Alastair Cook celebrates after winning the Ashes


The dignity he has shown under concerted attack over the last two years was never going to be abandoned when he was asked to consider the fate of opposite number Michael Clarke, whose Test career will end at the Oval in a fortnight.

“He is a fantastic cricketer, a fantastic batsman and a fantastic leader” said Cook. “I know he is in a bit of a dark place at the moment, but when the cloud lifts we will remember him as a true ambassador.”

Clarke, who decided to retire on Friday night after a conversation with his wife, and confirmed the his intentions to coach Darren Lehman and chairman of selectors Rod Marsh on Saturday morning, was in tears in the aftermath of defeat.

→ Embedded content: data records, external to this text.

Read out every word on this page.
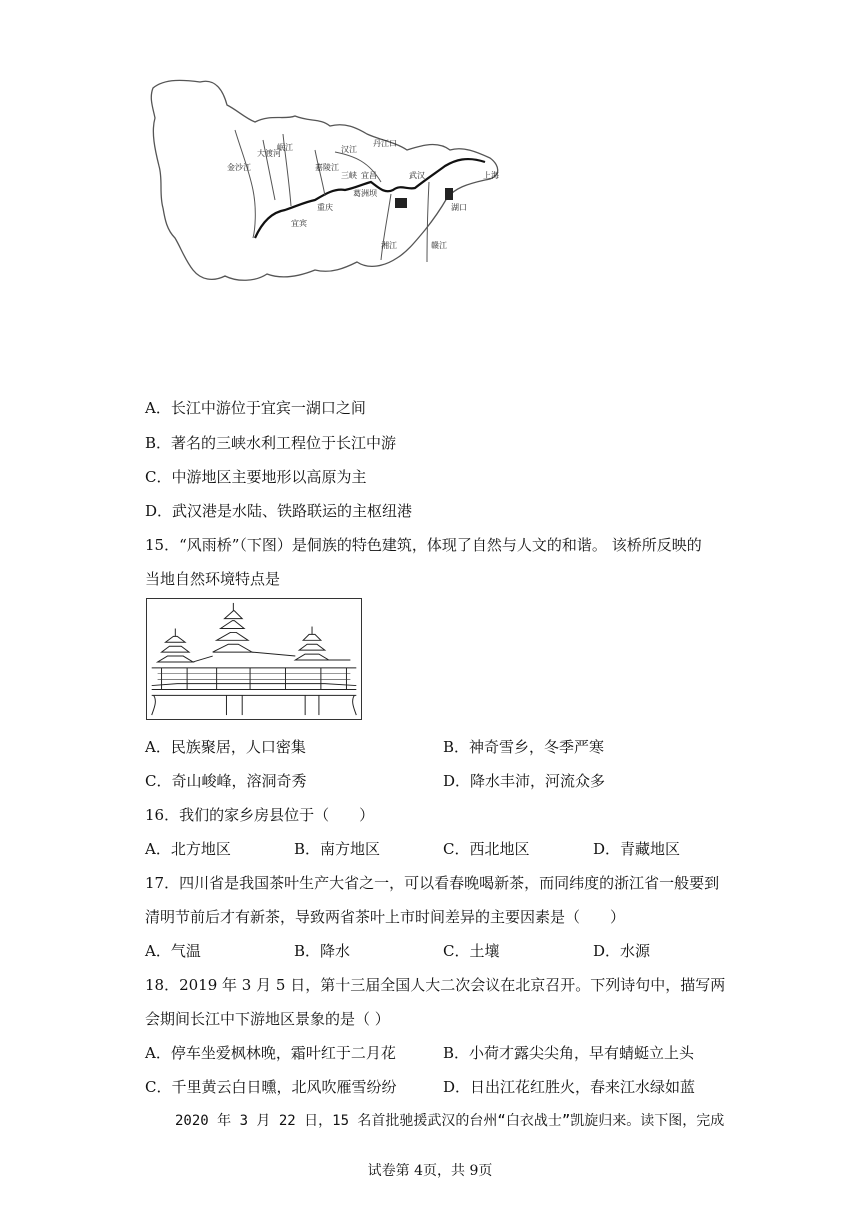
金沙江
大渡河
岷江
嘉陵江
汉江
丹江口
宜宾
重庆
三峡 宜昌
葛洲坝
武汉
湖口
上海
湘江	赣江
A．长江中游位于宜宾一湖口之间
B．著名的三峡水利工程位于长江中游
C．中游地区主要地形以高原为主
D．武汉港是水陆、铁路联运的主枢纽港
15．“风雨桥”（下图）是侗族的特色建筑，体现了自然与人文的和谐。 该桥所反映的
当地自然环境特点是
A．民族聚居，人口密集	B．神奇雪乡，冬季严寒
C．奇山峻峰，溶洞奇秀	D．降水丰沛，河流众多
16．我们的家乡房县位于（　　）
A．北方地区	B．南方地区	C．西北地区	D．青藏地区
17．四川省是我国茶叶生产大省之一，可以看春晚喝新茶，而同纬度的浙江省一般要到
清明节前后才有新茶，导致两省茶叶上市时间差异的主要因素是（　　）
A．气温	B．降水	C．土壤	D．水源
18．2019 年 3 月 5 日，第十三届全国人大二次会议在北京召开。下列诗句中，描写两
会期间长江中下游地区景象的是（ ）
A．停车坐爱枫林晚，霜叶红于二月花	B．小荷才露尖尖角，早有蜻蜓立上头
C．千里黄云白日曛，北风吹雁雪纷纷	D．日出江花红胜火，春来江水绿如蓝
2020 年 3 月 22 日，15 名首批驰援武汉的台州“白衣战士”凯旋归来。读下图，完成
试卷第 4页，共 9页
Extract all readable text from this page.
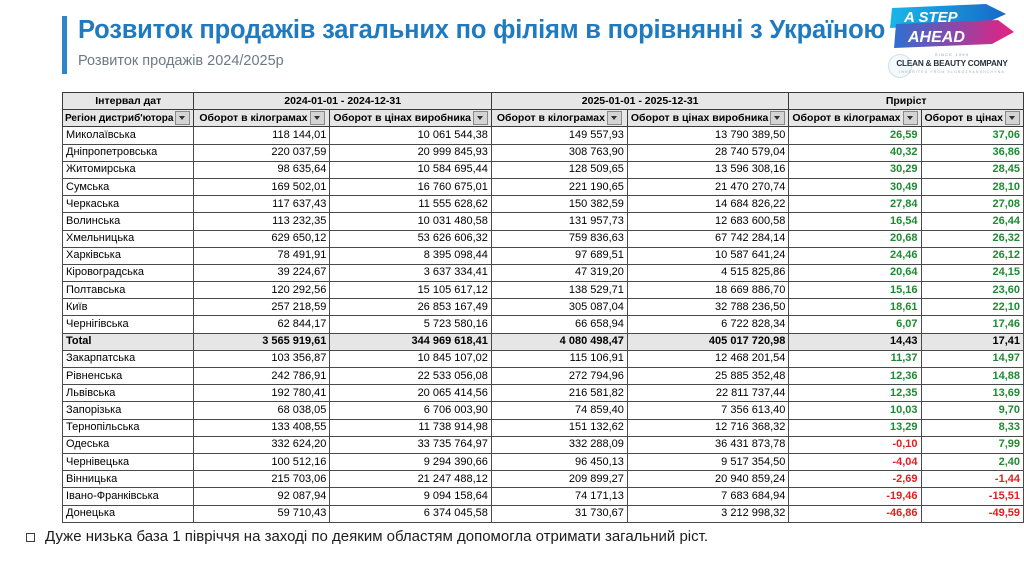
Розвиток продажів загальних по філіям в порівнянні з Україною
Розвиток продажів 2024/2025р
A STEP
AHEAD
SINCE 1999
CLEAN & BEAUTY COMPANY
INHERITED FROM SLOBOZHANSHCHYNA
Інтервал дат	2024-01-01 - 2024-12-31		2025-01-01 - 2025-12-31		Приріст	
Регіон дистриб'ютора	Оборот в кілограмах	Оборот в цінах виробника	Оборот в кілограмах	Оборот в цінах виробника	Оборот в кілограмах	Оборот в цінах
Миколаївська	118 144,01	10 061 544,38	149 557,93	13 790 389,50	26,59	37,06
Дніпропетровська	220 037,59	20 999 845,93	308 763,90	28 740 579,04	40,32	36,86
Житомирська	98 635,64	10 584 695,44	128 509,65	13 596 308,16	30,29	28,45
Сумська	169 502,01	16 760 675,01	221 190,65	21 470 270,74	30,49	28,10
Черкаська	117 637,43	11 555 628,62	150 382,59	14 684 826,22	27,84	27,08
Волинська	113 232,35	10 031 480,58	131 957,73	12 683 600,58	16,54	26,44
Хмельницька	629 650,12	53 626 606,32	759 836,63	67 742 284,14	20,68	26,32
Харківська	78 491,91	8 395 098,44	97 689,51	10 587 641,24	24,46	26,12
Кіровоградська	39 224,67	3 637 334,41	47 319,20	4 515 825,86	20,64	24,15
Полтавська	120 292,56	15 105 617,12	138 529,71	18 669 886,70	15,16	23,60
Київ	257 218,59	26 853 167,49	305 087,04	32 788 236,50	18,61	22,10
Чернігівська	62 844,17	5 723 580,16	66 658,94	6 722 828,34	6,07	17,46
Total	3 565 919,61	344 969 618,41	4 080 498,47	405 017 720,98	14,43	17,41
Закарпатська	103 356,87	10 845 107,02	115 106,91	12 468 201,54	11,37	14,97
Рівненська	242 786,91	22 533 056,08	272 794,96	25 885 352,48	12,36	14,88
Львівська	192 780,41	20 065 414,56	216 581,82	22 811 737,44	12,35	13,69
Запорізька	68 038,05	6 706 003,90	74 859,40	7 356 613,40	10,03	9,70
Тернопільська	133 408,55	11 738 914,98	151 132,62	12 716 368,32	13,29	8,33
Одеська	332 624,20	33 735 764,97	332 288,09	36 431 873,78	-0,10	7,99
Чернівецька	100 512,16	9 294 390,66	96 450,13	9 517 354,50	-4,04	2,40
Вінницька	215 703,06	21 247 488,12	209 899,27	20 940 859,24	-2,69	-1,44
Івано-Франківська	92 087,94	9 094 158,64	74 171,13	7 683 684,94	-19,46	-15,51
Донецька	59 710,43	6 374 045,58	31 730,67	3 212 998,32	-46,86	-49,59
Дуже низька база 1 півріччя на заході по деяким областям допомогла отримати загальний ріст.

“I’m sick of crying on television” he said, prompting a sympathetic standing ovation. “I don’t feel sad, because this is the right time to walk away. I don’t blame anyone in that dressing room. I’ll always hold myself accountable, and my performances haven’t been anywhere they need to be.”

Michael Clarke looks on at Trent Bridge on the third day


Clarke and Cook are throwback personalities in an era of vacuous celebrity, men of substance and humility. When Clarke insisted “cricket owes me nothing and I owe it everything” he was speaking from the heart, rather than regurgitating a flattering soundbite.

His relative lack of popularity in Australia is puzzling, because he has fronted up to failure. The way in which he instinctively flicked his fingers beneath the desk during his press conference hinted at private grief, but his poise was hugely impressive.

Similarly, the warmth of the England players’ tributes to Cook exceeded professional protocol and reaffirmed the sense of unity that has been a feature of a schizophrenic series. This is a team based on brotherhood, rather than individual ego.

Joe Root, doused in champagne, wearing a comedy store mask, and attempting a bizarre impression of Bob Willis, was serious for long enough to reflect: “For Cooky to go through what he’s gone through and still be as true a man as he is, is phenomenal.”

Stuart Broad mirrored the mood: “Cooky has been through some tough times, but he’s a very private person, and he can switch away from it. He has stood up as a man and led from the front. He’s a pleasure to play with. He’s got such hunger for England to do well.”

New coach Trevor Bayliss hailed him as “a fantastic bloke”, and praised him for the proactivity of his captaincy, which has changed out of all recognition since his self-confessed darkest moment. That came after day four of last year’s defeat by Sri Lanka at Headingley.

He had been first out after scoring 16 during a notably a neurotic innings, and a chorus of former England captains concluded a mercy killing was in order. The witless Morgan maintained the barrage by insisting there was more chance of his being becoming Pope than Cook winning the Ashes.

“I’ve managed to hang in there and stick to the right principles to lead a team” Cook said, in that measured way of his. He is hardly the flamboyant folk hero modern sport demands, but tears of joy are like molten gold.